Primeiro, um sentimento de gratidão em relação a Portugal e à população portuguesa. No geral, a população portuguesa foi compassiva. Esse é o primeiro sentimento que todos partilham. O segundo, a grande aversão, horror, em relação ao Nazismo. Agora, há diferenças, por exemplo, os polacos nunca mais quiseram por os pés na Polónia, e até se recusaram a falar Polaco. Dou o caso dos meus pais, eles vieram antes da guerra. Sobretudo, do lado da minha mãe, vinham por razões de anti-semitismo. Ela nunca mais voltou à Polónia. No caso dos Alemães é diferente e é interessante vermos. Os judeus alemães eram os que mais amavam a cultura Alemã. E esse amor não morreu. O que ficou foi o ódio a Hitler, ao nazismo e a tudo isso. Os judeus alemães, entre o século XIX e a II Guerra Mundial, assimilaram, viveram, trabalharam e destacaram-se profundamente na cultura e na sociedade Alemã. É preciso dizer isso com toda a clareza. Aliás, os judeus franceses também. Mas, os judeus alemães, que foram as maiores vítimas, não estavam de maneira nenhuma preparados para o que lhes iria acontecer.
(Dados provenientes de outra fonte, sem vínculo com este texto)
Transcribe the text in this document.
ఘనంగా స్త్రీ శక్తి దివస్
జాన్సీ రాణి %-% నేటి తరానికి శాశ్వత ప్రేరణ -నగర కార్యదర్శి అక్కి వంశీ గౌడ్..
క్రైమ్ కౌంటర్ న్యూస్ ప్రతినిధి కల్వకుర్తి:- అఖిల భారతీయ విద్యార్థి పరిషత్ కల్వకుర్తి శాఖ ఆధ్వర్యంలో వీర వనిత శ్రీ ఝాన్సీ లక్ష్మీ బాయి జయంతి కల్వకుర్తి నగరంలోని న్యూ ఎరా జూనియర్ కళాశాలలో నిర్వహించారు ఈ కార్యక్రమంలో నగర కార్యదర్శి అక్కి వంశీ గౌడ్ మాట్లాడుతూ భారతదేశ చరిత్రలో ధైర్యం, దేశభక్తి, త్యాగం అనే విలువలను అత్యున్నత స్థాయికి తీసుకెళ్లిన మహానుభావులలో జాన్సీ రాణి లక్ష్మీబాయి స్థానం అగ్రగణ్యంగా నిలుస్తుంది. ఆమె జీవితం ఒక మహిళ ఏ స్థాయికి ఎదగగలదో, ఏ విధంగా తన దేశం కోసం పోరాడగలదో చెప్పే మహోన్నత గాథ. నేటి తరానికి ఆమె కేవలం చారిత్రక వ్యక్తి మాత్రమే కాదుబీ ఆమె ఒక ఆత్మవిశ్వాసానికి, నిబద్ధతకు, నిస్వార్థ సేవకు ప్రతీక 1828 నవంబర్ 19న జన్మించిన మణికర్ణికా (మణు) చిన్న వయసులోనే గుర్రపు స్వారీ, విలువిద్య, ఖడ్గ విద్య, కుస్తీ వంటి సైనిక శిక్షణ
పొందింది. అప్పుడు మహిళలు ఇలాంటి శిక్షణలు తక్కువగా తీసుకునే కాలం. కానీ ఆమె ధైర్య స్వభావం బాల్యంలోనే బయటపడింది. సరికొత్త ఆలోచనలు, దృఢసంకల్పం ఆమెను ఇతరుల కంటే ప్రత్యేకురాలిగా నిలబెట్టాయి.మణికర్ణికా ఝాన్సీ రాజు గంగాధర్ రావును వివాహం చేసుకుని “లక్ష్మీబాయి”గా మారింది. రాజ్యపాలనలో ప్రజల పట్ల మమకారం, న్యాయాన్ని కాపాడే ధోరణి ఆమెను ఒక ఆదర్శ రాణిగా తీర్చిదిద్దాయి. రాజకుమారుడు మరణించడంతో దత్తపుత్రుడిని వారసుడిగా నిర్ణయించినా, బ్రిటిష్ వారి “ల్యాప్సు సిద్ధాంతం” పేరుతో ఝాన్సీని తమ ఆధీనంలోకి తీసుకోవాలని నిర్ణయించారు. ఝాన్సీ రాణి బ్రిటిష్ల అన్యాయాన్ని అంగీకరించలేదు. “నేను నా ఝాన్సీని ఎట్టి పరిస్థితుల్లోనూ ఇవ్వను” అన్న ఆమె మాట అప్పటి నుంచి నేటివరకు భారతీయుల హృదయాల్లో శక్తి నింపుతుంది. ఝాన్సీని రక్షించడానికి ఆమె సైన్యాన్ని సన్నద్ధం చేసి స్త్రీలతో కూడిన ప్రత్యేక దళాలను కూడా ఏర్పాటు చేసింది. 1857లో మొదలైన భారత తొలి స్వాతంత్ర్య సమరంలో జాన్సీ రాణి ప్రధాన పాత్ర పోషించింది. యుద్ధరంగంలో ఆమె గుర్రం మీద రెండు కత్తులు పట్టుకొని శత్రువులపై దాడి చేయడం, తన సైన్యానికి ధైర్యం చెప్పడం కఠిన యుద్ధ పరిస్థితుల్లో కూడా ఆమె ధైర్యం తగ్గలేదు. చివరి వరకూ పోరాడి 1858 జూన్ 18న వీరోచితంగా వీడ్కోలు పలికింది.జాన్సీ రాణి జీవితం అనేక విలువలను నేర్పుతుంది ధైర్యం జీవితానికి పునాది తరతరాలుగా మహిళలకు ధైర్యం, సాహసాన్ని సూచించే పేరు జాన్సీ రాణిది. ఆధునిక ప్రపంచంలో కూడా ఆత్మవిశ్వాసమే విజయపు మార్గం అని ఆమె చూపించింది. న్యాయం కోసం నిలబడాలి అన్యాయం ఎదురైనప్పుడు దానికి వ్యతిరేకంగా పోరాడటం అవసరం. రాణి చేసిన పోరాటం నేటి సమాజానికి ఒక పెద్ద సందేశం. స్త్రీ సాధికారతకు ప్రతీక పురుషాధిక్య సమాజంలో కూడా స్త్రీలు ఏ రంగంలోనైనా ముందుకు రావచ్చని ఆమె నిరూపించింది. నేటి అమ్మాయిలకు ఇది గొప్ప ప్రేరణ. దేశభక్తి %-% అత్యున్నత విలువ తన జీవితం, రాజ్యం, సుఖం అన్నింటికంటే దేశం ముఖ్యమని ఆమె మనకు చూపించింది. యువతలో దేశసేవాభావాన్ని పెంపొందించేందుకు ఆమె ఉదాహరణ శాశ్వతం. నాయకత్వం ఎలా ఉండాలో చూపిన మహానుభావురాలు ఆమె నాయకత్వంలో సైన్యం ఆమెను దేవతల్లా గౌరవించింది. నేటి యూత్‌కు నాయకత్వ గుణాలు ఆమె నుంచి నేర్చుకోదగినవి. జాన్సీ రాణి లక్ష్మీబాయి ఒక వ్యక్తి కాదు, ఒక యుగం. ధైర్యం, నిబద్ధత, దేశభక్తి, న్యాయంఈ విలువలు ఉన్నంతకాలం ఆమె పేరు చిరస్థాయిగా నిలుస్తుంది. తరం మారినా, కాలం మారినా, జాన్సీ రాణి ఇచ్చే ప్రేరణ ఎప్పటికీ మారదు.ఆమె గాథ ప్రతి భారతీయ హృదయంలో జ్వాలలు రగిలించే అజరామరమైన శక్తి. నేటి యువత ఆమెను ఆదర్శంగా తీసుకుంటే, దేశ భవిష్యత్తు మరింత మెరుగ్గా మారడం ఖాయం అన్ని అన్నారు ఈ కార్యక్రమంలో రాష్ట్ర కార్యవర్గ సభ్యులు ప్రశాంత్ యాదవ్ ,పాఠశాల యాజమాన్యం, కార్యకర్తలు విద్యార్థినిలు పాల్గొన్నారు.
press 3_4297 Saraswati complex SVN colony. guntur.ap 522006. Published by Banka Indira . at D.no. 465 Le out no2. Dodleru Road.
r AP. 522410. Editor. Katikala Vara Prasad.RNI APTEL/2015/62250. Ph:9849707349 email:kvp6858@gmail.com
Foi uma dor profunda e intensa que levou ao suicídio de alguns deles, nomeadamente Stefan Zweig, Valter Benjamin e muitos outros. Para eles, principalmente para os escritores, a pátria era a língua. Os judeus das diferentes origens têm comportamentos diferentes. Mas, há algo que os une em relação a Portugal, que é uma grande gratidão.

O Movimento da Resistência foi de extrema importância durante a II Guerra Mundial. Como foi o papel dos portugueses na Resistência?

Infelizmente, acho que se conhece pouco. Tentei procurar, embora não fosse bem o foco central do livro, e encontrei nomes de portugueses. Os portugueses tiveram um papel mais importante do que se conhece e do que se pensa na Resistência, nos países ocupados pelo nazismo, onde estavam emigrados. O caso da França é o caso mais significativo. Pela análise, não muito aprofundada, aquela que pude fazer nos próprios campos de concentração, que me forneceram nomes, em documentos e livros que encontrei, penso que houve bastante portugueses, - não sei quantos - que participaram no Movimento Resistência francês. Através das Brigada Espanholas, havia muitos espanhóis refugiados da Guerra Civil de Espanha e que actuaram na Resistência francesa, em grupos estrangeiros. A Resistência Francesa tinha muitos grupos. Houve portugueses integrados nas fileiras francesas, portugueses integrados nas brigadas espanholas e portugueses nas brigadas de estrangeiros, de uma forma geral. Alguns deles surgem nos campos de concentração, alguns foram mortos. Quando se diz distinto desconhecido, foram mortos; quando se diz libertado é porque foram libertados e sobreviveram. É um estudo que seria muito interessante de se fazer. Não o fiz aprofundadamente, mas o suficiente para me aperceber que é um campo interessante e que contou com alguma força.